En un encuentro de radialistas vinculados a las emisoras de la Compañía de Jesús en América Latina, una joven periodista mostraba su dificultad para usar la palabra realidad o verdad. Defendía con argumentos más que razonados que mejor debíamos usar contexto y narración. Lo hacía desde un país donde el presidente López Obrador lleva años dedicando un rato de las mañanas a establecer el relato correcto de lo que está sucediendo. De modo que a las preguntas, normalmente llenas de datos que le hacen los periodistas, él contesta con un curioso: “Yo tengo otros datos”; y constata, elección tras elección, que su relato se impone, por más que los datos parezcan decir otra cosa. Sirva de ejemplo su “más abrazos y menos balazos” que difícilmente dan cuenta del periodo presidencial con más asesinatos desde que comenzara este sangriento siglo en México.

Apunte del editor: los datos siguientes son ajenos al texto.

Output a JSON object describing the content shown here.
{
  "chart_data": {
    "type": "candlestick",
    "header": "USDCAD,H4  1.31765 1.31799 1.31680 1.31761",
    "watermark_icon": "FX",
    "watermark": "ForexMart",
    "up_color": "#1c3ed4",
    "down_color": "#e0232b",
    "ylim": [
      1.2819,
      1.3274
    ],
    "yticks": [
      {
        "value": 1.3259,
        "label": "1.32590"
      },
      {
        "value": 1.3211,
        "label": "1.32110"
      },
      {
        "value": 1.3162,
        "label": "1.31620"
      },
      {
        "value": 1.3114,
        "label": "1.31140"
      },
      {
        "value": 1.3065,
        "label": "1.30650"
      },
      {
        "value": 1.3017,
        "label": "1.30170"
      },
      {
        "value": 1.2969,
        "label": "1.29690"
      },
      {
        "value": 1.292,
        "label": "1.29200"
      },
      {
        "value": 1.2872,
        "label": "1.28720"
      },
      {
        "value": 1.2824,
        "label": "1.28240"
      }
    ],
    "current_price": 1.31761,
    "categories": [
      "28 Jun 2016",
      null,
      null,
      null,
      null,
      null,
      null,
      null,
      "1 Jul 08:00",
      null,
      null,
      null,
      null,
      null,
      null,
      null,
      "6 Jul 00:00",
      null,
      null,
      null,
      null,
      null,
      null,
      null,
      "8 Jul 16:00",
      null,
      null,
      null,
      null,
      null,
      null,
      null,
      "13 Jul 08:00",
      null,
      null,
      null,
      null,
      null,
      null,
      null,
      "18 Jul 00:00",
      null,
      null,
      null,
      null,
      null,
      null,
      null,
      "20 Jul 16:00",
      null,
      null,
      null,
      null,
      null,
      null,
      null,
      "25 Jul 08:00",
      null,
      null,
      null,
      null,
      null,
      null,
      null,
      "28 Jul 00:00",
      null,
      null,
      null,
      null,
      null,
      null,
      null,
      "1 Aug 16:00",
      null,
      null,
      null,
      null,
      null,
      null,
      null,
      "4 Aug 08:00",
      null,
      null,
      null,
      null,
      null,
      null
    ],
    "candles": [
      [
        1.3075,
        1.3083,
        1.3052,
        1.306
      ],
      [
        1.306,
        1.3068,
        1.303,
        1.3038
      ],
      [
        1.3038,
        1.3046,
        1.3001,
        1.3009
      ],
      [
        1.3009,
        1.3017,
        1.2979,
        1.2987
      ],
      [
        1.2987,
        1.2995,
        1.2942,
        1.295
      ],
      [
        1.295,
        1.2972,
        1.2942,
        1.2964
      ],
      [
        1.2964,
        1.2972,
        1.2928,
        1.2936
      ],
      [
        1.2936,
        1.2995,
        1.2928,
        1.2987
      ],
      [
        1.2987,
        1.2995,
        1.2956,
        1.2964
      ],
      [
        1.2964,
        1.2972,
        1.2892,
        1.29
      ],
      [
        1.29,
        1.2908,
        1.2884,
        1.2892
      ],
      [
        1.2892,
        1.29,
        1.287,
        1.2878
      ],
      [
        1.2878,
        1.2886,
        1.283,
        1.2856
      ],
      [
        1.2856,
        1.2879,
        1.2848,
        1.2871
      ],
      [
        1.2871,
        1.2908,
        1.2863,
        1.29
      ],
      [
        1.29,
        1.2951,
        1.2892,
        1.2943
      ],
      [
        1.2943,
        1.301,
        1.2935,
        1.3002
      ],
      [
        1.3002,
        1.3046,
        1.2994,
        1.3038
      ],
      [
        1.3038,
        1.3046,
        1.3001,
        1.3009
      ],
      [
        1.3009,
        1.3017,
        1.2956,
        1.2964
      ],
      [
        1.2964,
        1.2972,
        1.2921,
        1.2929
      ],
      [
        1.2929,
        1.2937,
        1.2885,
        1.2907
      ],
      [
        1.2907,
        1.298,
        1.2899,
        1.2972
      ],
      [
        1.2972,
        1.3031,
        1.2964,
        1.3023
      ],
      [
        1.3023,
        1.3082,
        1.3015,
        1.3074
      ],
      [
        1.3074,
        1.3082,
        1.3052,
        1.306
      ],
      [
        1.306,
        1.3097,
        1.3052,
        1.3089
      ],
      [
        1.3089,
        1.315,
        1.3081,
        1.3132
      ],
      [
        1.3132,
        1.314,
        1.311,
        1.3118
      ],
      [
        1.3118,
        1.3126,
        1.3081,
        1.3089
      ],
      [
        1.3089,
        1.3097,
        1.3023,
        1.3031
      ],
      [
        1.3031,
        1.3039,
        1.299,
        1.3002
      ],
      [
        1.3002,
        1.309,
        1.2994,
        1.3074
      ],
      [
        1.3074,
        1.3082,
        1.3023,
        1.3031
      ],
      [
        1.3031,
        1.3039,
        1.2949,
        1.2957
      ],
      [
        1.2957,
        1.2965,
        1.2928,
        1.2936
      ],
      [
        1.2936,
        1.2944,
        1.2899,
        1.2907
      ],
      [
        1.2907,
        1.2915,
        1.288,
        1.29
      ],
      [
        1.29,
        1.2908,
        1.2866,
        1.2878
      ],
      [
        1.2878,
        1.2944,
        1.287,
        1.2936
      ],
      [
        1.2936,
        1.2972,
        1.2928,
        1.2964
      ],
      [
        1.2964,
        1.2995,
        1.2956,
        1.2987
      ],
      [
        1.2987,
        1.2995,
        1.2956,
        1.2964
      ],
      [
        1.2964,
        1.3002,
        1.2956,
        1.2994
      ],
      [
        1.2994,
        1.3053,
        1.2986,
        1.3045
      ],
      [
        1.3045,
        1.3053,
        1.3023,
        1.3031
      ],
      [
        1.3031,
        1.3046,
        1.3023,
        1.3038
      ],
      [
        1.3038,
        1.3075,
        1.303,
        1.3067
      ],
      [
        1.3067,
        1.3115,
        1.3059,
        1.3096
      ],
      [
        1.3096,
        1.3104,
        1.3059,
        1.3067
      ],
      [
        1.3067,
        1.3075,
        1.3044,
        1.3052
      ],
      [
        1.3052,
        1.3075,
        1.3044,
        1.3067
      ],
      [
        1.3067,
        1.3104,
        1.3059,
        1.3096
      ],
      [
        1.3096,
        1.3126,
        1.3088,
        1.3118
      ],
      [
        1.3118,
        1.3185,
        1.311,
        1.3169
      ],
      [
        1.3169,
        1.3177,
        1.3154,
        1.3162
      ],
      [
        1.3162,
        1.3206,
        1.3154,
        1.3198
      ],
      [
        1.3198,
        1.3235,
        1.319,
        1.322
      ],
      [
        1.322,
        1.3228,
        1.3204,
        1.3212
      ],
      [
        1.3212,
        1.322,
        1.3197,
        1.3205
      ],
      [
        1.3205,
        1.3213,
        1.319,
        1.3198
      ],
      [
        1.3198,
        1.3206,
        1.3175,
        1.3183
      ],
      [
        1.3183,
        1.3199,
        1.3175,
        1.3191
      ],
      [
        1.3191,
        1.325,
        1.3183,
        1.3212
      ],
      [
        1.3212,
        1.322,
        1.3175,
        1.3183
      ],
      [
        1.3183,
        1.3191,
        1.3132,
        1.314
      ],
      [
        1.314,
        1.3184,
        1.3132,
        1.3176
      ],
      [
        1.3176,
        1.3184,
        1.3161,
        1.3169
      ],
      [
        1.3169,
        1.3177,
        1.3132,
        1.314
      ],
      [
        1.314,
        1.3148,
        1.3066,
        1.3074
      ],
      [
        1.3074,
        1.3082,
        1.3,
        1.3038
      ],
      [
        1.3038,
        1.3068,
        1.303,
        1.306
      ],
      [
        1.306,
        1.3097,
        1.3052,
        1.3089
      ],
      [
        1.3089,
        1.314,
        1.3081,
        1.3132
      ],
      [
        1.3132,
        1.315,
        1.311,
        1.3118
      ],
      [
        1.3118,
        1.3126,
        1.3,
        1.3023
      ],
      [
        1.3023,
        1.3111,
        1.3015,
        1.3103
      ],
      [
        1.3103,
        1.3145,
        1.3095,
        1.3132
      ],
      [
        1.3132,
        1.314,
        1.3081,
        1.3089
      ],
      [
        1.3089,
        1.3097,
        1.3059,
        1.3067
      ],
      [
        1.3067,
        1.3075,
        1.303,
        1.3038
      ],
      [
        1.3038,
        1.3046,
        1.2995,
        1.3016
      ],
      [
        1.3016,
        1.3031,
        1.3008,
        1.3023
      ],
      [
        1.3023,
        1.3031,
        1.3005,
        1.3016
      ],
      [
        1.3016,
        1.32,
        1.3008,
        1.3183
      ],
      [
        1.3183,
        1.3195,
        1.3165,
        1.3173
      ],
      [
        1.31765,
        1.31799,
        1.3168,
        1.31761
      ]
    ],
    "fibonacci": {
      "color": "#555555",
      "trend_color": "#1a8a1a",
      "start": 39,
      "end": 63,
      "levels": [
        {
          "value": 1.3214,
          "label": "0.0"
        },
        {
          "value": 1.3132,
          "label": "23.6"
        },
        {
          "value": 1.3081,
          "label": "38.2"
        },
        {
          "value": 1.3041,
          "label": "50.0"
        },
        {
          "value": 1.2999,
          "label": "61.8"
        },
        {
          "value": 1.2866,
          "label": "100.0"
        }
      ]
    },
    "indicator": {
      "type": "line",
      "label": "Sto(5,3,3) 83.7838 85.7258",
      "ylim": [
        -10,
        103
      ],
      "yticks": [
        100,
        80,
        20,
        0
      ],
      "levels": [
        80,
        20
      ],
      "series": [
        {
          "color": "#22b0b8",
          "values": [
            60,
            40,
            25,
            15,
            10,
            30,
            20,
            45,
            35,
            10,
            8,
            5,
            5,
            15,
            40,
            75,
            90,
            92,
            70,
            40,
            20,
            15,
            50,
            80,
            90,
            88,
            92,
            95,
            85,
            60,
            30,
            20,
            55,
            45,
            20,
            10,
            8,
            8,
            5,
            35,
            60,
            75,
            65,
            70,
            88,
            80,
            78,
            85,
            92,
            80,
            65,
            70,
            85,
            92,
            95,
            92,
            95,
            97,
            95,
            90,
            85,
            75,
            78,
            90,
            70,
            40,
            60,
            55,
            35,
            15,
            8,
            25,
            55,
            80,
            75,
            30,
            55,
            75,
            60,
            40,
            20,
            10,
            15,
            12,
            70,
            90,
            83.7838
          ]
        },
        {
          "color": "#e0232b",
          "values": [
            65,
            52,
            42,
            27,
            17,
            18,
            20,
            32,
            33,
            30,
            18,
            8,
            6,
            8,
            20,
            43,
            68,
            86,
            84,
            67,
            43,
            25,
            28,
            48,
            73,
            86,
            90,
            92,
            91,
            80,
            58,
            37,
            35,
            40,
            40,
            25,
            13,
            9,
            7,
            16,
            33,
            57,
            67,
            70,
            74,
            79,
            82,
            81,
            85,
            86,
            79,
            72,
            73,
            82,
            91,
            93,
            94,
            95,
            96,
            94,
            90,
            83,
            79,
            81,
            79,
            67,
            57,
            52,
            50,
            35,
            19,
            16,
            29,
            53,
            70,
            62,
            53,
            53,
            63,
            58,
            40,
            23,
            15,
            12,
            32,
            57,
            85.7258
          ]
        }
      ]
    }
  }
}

A la joven periodista, hija de esa escuela tan actual que dice que el periodismo es contar historias (más o menos como la literatura de ficción), le parece que es precisamente el empeño en defender verdades y realidades (en vez de contextos y perspectivas) los que abocan a la violencia que vive su país y que lo pone en el primer lugar de la lista de asesinatos de periodistas, activistas de los derechos humanos y el medio ambiente o de políticos de las municipalidades. Permítanme que, arriesgándome a ser injusto, haga en ese mismo sentido este paralelismo: gracias a Dios, Salvador Pániker falleció a los noventa años en su Barcelona natal tras una larga vida de reflexión; Ignacio Ellacuría murió por su parte asesinado con 59 años, cuando la mayoría de sus compañeros jesuitas alcanzamos la ancianidad sin demasiados percances.
Más recientemente hubo un segundo asalto entre el viejo sindicalista ahora renovado presidente de Brasil, Lula, y el joven Boric, universitario convertido en presidente por un único periodo en Chile. Tuvo lugar durante el encuentro en Bruselas entre las autoridades de la Unión Europea y las de América Latina y el Caribe. Se hizo muy difícil un comunicado final, porque la Unión quería proponer algún tipo de condena a la invasión rusa de Ucrania y el lado latinoamericano no parecía nada interesado en el tema o francamente opuesto al mismo (Cuba, Nicaragua, Venezuela). El presidente Lula, dentro de su lógica de presentarse como un mediador aceptable para Rusia, ayudó a aguar el pretendido mensaje condenatorio. Boric, por su parte, dejó clara su posición con estas palabras: “Acá se ha violado claramente el derecho internacional. No por las dos partes. Por una parte, que es invasora, que es Rusia”. El presidente Lula comentó después que le pareció que el joven presidente chileno era demasiado novato en la lidia de los presidentes de la Unión Europea y que, por eso, se mostraba más ansioso que el resto de los líderes latinoamericanos. Cuestión de narrativa, cuestión de relato.